L'imprimerie a rendu possible la prolifération et la diffusion des imprimés. Le collectif R.T. Pédauque explique ainsi que ces imprimés sont « directement associé[s] à la première modernisation, celle qui a permis l'esprit scientifique, la rupture avec les traditions de l'Ancien Régime, l'expérimentation et sa validation à travers des comptes-rendus détaillés comme critère de la scientificité (Pedauque, 2006[3], p. 3) ». Le collectif Pédauque utilise le terme de documentarisation pour désigner l'omniprésence et la participation des documents à la construction du monde moderne : autant dans la construction des États que dans le soutien des révolutions industrielles et scientifiques.

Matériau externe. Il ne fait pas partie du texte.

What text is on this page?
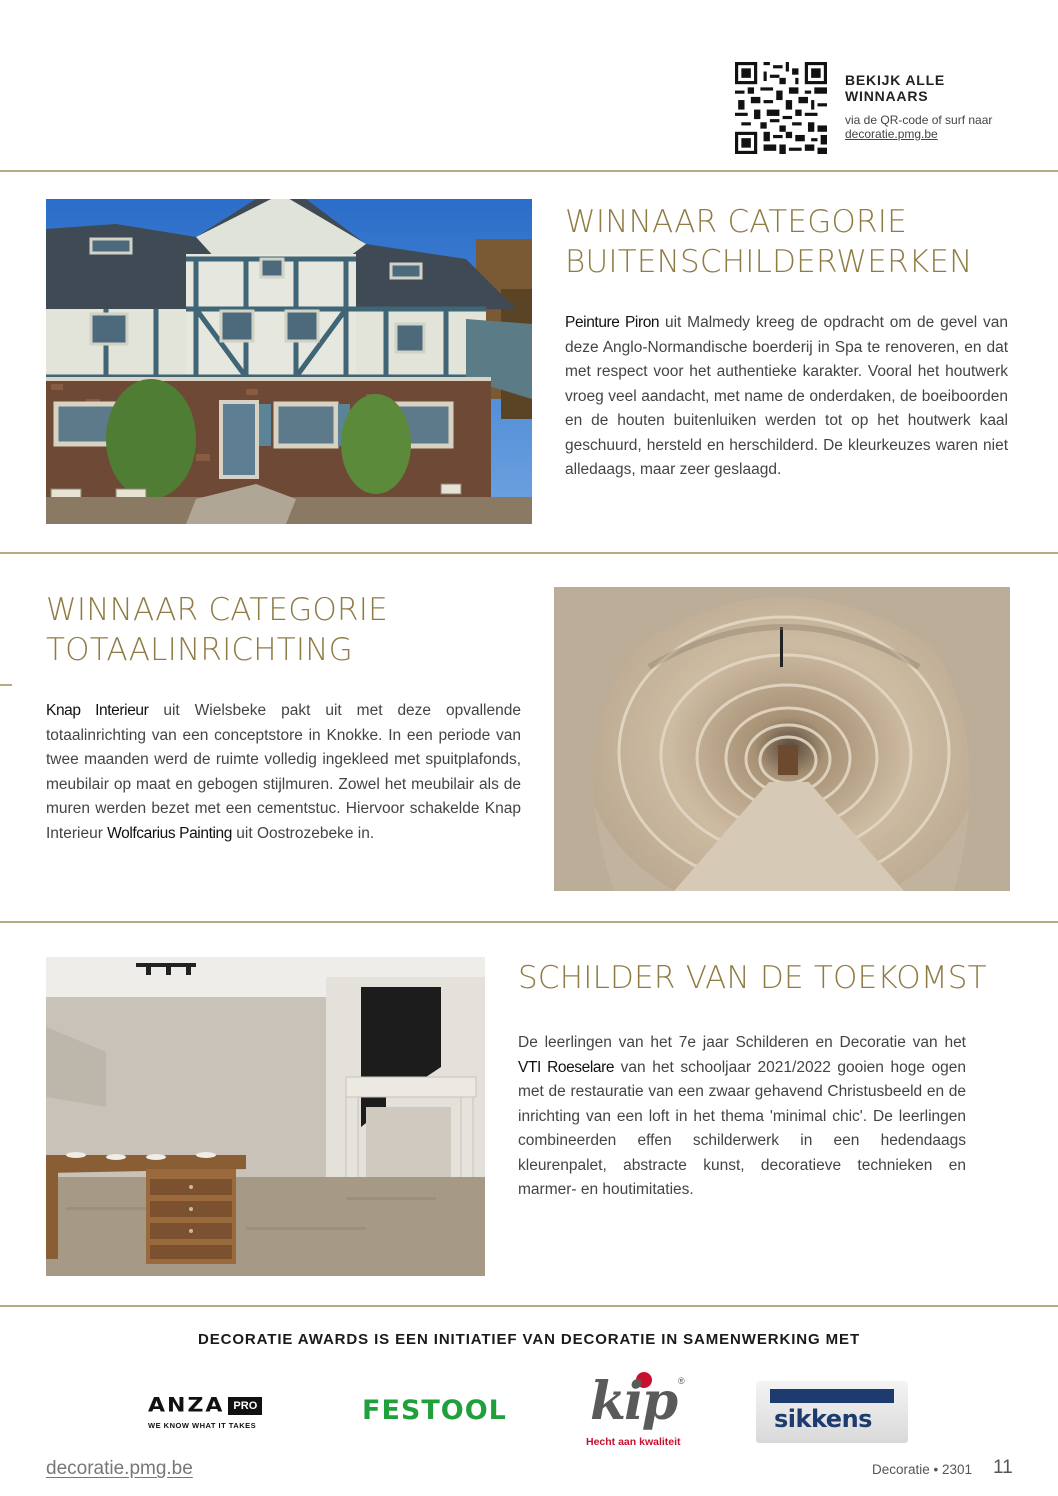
BEKIJK ALLE
WINNAARS
via de QR-code of surf naar
decoratie.pmg.be
WINNAAR CATEGORIE
BUITENSCHILDERWERKEN

Peinture Piron uit Malmedy kreeg de opdracht om de gevel van deze Anglo-Normandische boerderij in Spa te renoveren, en dat met respect voor het authentieke karakter. Vooral het houtwerk vroeg veel aandacht, met name de onderdaken, de boeiboorden en de houten buitenluiken werden tot op het houtwerk kaal geschuurd, hersteld en herschilderd. De kleurkeuzes waren niet alledaags, maar zeer geslaagd.

WINNAAR CATEGORIE
TOTAALINRICHTING

Knap Interieur uit Wielsbeke pakt uit met deze opvallende totaalinrichting van een conceptstore in Knokke. In een periode van twee maanden werd de ruimte volledig ingekleed met spuitplafonds, meubilair op maat en gebogen stijlmuren. Zowel het meubilair als de muren werden bezet met een cementstuc. Hiervoor schakelde Knap Interieur Wolfcarius Painting uit Oostrozebeke in.

SCHILDER VAN DE TOEKOMST

De leerlingen van het 7e jaar Schilderen en Decoratie van het VTI Roeselare van het schooljaar 2021/2022 gooien hoge ogen met de restauratie van een zwaar gehavend Christusbeeld en de inrichting van een loft in het thema 'minimal chic'. De leerlingen combineerden effen schilderwerk in een hedendaags kleurenpalet, abstracte kunst, decoratieve technieken en marmer- en houtimitaties.

DECORATIE AWARDS IS EEN INITIATIEF VAN DECORATIE IN SAMENWERKING MET
ANZA PRO
WE KNOW WHAT IT TAKES	FESTOOL
®
kip
Hecht aan kwaliteit
sikkens
decoratie.pmg.be	Decoratie • 2301 11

De la prolifération des documents naît la documentation comme discipline de gestion des documents. Son principal objectif est de gérer la masse documentaire produite pour en faciliter l'accès. Ses principaux théoriciens sont Paul Otlet, Suzanne Briet ou encore Vannevar Bush. Paul Otlet est un juriste Belge à l'origine de l'Office International de Bibliographie (un organisme de coopération internationale entre bibliothèques) et de la Classification Décimale Universelle (un système de classification des documents utilisés par les bibliothèques). Otlet est également à l'origine du Mundaneum, un centre gigantesque dédié à stocker et répertorier l'ensemble du savoir humain (Levie, 2006[4] ; Otlet, 1934[5]). Suzanne Briet est une documentaliste française qui a travaillé pendant vingt ans à la salle des catalogues et bibliographies de la bibliothèque nationale. En 1951, elle publie un manifeste sur la documentation : « Qu'est ce que la documentation ? » (Briet, 1951[6]) dans lequel elle définit le métier de documentaliste. Elle y donne également une définition très englobante du document : « tout indice concret ou symbolique, conservé ou enregistré, aux fins de représenter, de reconstituer ou de prouver un phénomène ou physique ou intellectuel » (ibid.[6], p. 7), qu'elle illustre par l’exemple de l'antilope. Dès lors qu'une nouvelle espèce est cataloguée et exposée dans un zoo, elle devient un document. Tous les documents annexes (dessin, peinture, photographie, enregistrement du cri) n'en sont que des documents dérivés. Vannevar Bush est connu pour son article, « As we may think » (1945[7]), rédigé au lendemain de la guerre de 1945 qu'il a vécu en tant que coordinateur de la recherche américaine. Il y publie ses idées pour améliorer l'accès à l'information et théorise notamment un système de liens entre les documents en fonction des idées qu'ils véhiculent afin de permettre leur accès as we may think.

Dans ce mémoire, nous partageons la définition du document de Bachimont, plus restrictive que celle de Briet, qui s'arrête aux inscriptions faites sur un support, persistantes, délimitées temporellement et spatialement et contenant une intentionnalité (2007[8], pp. 178-179).